Studio album by Great Big Sea
- Released: October 11, 2005 (Canada)
- Genre: Folk
- Length: 41:22
- Label: Warner Music Canada
- Producer: Alan Doyle, Sean McCann & Bob Hallett

Great Big Sea chronology
| Something Beautiful* (2004) | The Hard and The Easy (2005) | Fortune's Favour (2008) |

= The Hard and the Easy =

The Hard and The Easy is the seventh studio album by Great Big Sea. It was released on October 11, 2005 in Canada and October 25, 2005 in the US. It reached gold status by October 25, 2005.

The album is a compilation of traditional Newfoundland songs, many of which were collected together in the Gerald S. Doyle song books. Its title is derived from a line in the folk song "Tickle Cove Pond", which appears as the closing track on the album.

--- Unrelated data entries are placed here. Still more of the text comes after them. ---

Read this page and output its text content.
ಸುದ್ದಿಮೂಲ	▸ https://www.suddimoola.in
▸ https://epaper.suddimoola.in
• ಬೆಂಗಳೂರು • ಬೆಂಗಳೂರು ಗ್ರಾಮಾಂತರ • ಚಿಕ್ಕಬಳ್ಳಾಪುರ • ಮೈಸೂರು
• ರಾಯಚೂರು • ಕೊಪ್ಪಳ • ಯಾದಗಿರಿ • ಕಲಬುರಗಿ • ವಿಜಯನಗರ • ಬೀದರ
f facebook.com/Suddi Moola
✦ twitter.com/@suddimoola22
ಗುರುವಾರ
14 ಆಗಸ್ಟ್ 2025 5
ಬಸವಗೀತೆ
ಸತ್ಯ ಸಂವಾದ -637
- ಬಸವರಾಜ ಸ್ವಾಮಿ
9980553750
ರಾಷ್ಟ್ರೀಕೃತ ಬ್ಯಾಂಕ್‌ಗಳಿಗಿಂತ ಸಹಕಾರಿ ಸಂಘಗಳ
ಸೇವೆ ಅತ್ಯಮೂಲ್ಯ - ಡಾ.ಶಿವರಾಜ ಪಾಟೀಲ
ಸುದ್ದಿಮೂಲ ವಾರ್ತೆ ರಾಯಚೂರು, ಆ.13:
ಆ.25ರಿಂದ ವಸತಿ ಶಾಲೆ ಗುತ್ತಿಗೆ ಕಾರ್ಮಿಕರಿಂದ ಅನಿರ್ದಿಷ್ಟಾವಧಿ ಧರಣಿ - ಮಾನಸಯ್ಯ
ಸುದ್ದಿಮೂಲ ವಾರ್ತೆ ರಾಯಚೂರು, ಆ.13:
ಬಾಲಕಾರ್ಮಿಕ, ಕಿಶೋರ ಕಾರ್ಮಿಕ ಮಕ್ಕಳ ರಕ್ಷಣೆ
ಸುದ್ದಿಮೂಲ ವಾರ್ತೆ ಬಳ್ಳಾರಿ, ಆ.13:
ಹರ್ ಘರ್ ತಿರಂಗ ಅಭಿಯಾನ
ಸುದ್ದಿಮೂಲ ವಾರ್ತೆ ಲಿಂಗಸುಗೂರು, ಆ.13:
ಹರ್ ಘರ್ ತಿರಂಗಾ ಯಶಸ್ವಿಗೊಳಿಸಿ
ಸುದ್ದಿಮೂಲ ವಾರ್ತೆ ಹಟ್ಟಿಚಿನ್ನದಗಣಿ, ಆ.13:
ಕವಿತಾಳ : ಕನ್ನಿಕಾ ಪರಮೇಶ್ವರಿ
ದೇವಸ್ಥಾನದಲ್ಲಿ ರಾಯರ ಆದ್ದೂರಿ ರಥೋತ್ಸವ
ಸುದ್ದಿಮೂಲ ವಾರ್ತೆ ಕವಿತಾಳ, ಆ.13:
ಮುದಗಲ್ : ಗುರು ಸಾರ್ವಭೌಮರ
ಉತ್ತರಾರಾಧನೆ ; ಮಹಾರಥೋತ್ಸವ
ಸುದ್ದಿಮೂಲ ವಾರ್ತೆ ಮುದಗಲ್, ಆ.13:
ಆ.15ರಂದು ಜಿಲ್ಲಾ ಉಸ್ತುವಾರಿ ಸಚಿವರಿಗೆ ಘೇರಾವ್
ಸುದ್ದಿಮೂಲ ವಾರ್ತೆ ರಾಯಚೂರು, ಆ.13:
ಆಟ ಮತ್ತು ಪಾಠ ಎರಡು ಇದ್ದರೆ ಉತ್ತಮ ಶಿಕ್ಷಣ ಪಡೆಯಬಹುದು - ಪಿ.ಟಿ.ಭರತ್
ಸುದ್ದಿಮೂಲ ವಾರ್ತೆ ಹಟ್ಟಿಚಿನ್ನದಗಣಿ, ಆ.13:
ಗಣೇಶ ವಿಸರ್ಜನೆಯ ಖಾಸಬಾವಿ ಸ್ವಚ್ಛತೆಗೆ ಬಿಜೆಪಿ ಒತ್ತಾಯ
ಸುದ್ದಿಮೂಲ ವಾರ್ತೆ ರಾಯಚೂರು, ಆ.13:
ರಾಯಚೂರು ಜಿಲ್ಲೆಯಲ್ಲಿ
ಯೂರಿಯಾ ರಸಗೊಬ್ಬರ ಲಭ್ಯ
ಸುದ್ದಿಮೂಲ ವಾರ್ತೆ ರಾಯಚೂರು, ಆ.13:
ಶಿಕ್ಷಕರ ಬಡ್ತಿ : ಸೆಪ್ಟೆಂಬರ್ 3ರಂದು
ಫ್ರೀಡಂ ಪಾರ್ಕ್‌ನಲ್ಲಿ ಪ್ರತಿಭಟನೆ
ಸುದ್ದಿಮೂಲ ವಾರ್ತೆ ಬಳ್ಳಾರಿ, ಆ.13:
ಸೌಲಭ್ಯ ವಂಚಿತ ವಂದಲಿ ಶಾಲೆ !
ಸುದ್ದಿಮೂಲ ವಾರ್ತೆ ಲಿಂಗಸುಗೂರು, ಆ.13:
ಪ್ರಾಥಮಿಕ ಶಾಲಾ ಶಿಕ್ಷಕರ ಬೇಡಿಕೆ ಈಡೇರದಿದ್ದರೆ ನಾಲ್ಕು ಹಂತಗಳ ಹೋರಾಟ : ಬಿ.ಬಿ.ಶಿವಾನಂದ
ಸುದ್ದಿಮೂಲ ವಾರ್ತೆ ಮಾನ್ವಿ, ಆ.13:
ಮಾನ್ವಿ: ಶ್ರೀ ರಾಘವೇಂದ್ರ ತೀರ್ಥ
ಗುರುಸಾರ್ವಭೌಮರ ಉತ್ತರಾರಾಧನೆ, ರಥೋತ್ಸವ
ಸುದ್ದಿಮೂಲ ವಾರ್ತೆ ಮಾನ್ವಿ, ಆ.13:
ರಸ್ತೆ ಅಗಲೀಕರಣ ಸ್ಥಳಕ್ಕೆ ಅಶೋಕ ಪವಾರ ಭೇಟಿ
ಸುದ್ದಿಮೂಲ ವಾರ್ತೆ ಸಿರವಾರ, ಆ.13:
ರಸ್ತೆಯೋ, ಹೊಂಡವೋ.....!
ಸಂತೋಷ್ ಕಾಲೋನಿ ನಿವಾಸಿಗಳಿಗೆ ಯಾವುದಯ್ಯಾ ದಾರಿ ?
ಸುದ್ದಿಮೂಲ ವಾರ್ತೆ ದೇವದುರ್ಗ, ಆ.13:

The album was nominated for Roots & Traditional Album of the Year by a group at the 2006 Juno Awards.

Professional ratings
Review scores
| Source | Rating |
| Allmusic | Star Half star |

==Track listing==
1. "Come And I Will Sing You (The Twelve Apostles)" (Traditional, Arranged Alan Doyle, Séan McCann, Bob Hallett) 3:42
2. "Old Polina" (Traditional, Arranged Alan Doyle, Séan McCann, Bob Hallett) 2:40
3. "The River Driver" (Traditional, Arranged Alan Doyle, Séan McCann, Bob Hallett) 3:03
4. "The Mermaid" (Phil Hillier, Arranged Alan Doyle, Séan McCann, Bob Hallett, lyrics by Shel Silverstein) 2:49
5. "Captain Kidd" (Traditional, Arranged Alan Doyle, Séan McCann, Bob Hallett) 2:51
6. "Graceful & Charming (Sweet Forget Me Not)" (Bobby Newcome, Arranged Alan Doyle, Séan McCann, Bob Hallett) 4:18
7. "Concerning Charlie Horse" (Omar Blondahl) 3:13
8. "Harbour LeCou" (Traditional, Arranged Alan Doyle, Séan McCann, Bob Hallett) 3:33
9. "Tishialuk Girls Set (Father's Jig / Buffet Double / Tishialuk Girls)" (Baxter Wareham, Rufus Guinchard, Charlie Lloyd) 3:27
10. "French Shore" (Lem Snow) 3:48
11. "Cod Liver Oil" (Johnny Burke, Arranged Alan Doyle, Séan McCann, Bob Hallett) 2:57
12. "Tickle Cove Pond" (Mark Walker) 5:01

==Song information==
- "Come and I Will Sing You" is a variation on an English Christian folk song that has been around since early times, popular in the West Country. It is similar to the version known as "Green Grow the Rushes, O."
- "Captain Kidd" is about the infamous pirate William Kidd.
- After the album was released, the band discovered that "The Mermaid" was actually written by Shel Silverstein.
- "Graceful & Charming (Sweet Forget Me Not)" was actually composed by Bobby Newcome of Cincinnati, Ohio, in 1877.

==Additional information==
The album offered through iTunes came with a digital copy of the booklet. In addition, a live version of "The Old Black Rum" was offered to those who signed up for the pre-order.

The CD version of the album came with a bonus DVD featuring back-stories, commentary and informal performances of many of the album tracks.